You see, many in adulthood suffer from this same dilemma – take a “little” now at the expense of enjoying “more” latter. Thing is, for many genres isn’t the reader experience all about the journey to the finality at the end rather than early gratification? For example, in a mystery or suspense or political thriller don’t we like to solve the puzzle, rearrange the pieces along the trip and see if we’re right at the end?  I’ve written a dozen full length novels, all with elements of intrigue. In every case I’ve received top and five star reviews, yet for those same stories I’ve had readers complain they didn’t like waiting till the last chapter to discover the OMG affect.

Once even collaborated with another author where our main obstacle was where to place the sex scheme. They wanted it in the front while I believed it should be near the end as a grand event after the H/H had time to do the dance of M/F relationships first, at least enough for the fruit to ripen a little. Point is, to maximize reader pleasure in the story, where should we provide the gratification event? If people need it up front, why wait until the end? I guess it’s possible in some genres for earlier vs later release of reader pleasure, but personally, I can’t relate to that style. I need to work out the enigma for myself. I want to have the guy and girl spend a ton of time evolving their minds, hearts and spirits as one, merging together, not as a bang bang experience.

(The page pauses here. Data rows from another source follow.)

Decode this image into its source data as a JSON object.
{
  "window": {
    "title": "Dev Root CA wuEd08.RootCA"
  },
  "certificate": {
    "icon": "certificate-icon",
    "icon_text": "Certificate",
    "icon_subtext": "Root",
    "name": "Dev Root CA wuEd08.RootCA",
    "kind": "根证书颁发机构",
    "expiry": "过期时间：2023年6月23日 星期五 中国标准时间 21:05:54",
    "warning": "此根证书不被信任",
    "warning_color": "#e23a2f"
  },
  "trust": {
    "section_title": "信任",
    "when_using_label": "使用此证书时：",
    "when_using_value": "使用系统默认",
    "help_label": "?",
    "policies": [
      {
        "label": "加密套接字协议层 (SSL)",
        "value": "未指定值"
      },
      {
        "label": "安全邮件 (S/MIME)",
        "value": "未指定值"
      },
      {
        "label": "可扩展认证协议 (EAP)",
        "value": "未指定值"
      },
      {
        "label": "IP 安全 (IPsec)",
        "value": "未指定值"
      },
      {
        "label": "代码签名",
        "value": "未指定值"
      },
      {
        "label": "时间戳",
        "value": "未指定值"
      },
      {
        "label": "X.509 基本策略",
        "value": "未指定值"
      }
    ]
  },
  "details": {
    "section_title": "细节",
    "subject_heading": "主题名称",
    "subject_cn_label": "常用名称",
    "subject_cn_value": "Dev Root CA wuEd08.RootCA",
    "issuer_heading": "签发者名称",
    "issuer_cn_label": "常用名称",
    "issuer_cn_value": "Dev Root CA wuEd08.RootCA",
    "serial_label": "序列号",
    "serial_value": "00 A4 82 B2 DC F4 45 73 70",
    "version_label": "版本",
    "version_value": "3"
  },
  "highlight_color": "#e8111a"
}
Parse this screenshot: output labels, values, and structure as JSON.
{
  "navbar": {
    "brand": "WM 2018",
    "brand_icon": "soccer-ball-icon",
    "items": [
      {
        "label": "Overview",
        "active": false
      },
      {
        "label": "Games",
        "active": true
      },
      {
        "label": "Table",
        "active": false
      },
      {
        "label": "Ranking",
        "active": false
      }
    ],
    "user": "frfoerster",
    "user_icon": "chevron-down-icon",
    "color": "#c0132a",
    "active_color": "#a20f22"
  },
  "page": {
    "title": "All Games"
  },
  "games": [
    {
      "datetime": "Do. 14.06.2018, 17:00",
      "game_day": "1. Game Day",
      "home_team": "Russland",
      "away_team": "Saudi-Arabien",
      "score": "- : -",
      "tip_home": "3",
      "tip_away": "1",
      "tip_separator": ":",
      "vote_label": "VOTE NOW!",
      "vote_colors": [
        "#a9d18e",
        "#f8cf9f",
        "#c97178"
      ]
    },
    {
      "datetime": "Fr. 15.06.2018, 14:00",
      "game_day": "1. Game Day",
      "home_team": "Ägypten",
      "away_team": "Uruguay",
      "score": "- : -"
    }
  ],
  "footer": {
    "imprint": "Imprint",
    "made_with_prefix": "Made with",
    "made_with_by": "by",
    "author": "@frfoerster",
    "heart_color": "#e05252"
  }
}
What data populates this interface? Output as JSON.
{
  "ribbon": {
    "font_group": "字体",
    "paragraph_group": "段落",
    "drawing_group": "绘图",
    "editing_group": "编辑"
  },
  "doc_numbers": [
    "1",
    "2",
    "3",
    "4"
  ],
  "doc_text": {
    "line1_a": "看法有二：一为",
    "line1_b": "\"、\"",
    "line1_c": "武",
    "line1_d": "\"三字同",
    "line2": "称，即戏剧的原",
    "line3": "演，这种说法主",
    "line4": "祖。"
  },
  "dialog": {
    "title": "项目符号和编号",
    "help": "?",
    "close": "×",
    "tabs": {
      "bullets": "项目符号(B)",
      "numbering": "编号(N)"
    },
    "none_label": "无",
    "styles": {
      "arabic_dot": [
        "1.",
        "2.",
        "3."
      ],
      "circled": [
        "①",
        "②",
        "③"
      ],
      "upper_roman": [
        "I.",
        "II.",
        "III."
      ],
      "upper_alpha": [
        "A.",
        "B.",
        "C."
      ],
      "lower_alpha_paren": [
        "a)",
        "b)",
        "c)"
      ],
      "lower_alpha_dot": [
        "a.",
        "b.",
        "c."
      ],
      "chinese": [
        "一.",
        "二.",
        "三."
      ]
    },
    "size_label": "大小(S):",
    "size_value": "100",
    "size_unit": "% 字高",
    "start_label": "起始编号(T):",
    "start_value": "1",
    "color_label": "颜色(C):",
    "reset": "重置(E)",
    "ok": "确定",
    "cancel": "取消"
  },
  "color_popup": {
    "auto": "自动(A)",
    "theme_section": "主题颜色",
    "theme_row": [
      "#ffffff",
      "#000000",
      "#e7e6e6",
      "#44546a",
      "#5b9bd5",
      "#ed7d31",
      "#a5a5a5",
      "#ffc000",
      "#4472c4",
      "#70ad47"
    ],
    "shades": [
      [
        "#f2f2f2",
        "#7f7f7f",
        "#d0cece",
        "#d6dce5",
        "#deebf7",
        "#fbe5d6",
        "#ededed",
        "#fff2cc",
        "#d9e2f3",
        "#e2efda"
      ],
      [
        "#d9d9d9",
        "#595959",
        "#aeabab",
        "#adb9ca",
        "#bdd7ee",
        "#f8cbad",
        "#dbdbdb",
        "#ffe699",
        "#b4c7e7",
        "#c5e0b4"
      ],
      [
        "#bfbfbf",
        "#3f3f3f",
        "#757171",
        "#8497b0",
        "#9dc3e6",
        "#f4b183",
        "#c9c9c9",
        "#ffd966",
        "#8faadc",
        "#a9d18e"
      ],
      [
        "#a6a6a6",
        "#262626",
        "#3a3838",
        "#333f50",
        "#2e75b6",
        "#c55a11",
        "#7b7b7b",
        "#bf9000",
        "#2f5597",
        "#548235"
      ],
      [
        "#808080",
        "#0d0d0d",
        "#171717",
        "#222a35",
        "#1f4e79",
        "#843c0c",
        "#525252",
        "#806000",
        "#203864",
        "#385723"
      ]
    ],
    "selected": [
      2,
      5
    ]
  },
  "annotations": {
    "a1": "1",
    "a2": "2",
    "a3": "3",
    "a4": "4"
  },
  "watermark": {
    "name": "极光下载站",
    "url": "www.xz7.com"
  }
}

Now, you may be asking yourself, “What caused the big guy to come up with this post?” Well, like most articles we share, this was based on a real world event. I had just received two terrible 5 star reviews on one of my novels from review websites when a week later it was followed by a 3 star commenting they didn’t like having to wait to solve the puzzle, they preferred immediate gratification. Bottom line is we can’t fit everyone’s needs, nor should we try. I suppose we have to write the way we like to read and accept we’ll never please all readers. For those that would like to sample the marshmallow experiment via video, here’s the link:


Be warned, you may rip a stitch laughing. The kids exhibit some hilarious behavior in dealing with their inability to delay gratification.



 

3 comments:

Julie Eberhart Painter said...

I'm with you on having something to look forward to in literature and life.

Saw this study on TV when the test first aired. Although I agree with the principle, there are variables that skew the test.

Big Mike said...

Still conducted with my grand daughter and she was able to hold off.

BM

Liz Fountain said...

The rhythm of building tension and providing relief is critical to any story. I think of it like music: if the main crescendo came at the beginning, or if the piece just repeats similar sounds, it can be less compelling to keep listening. Thanks, BM!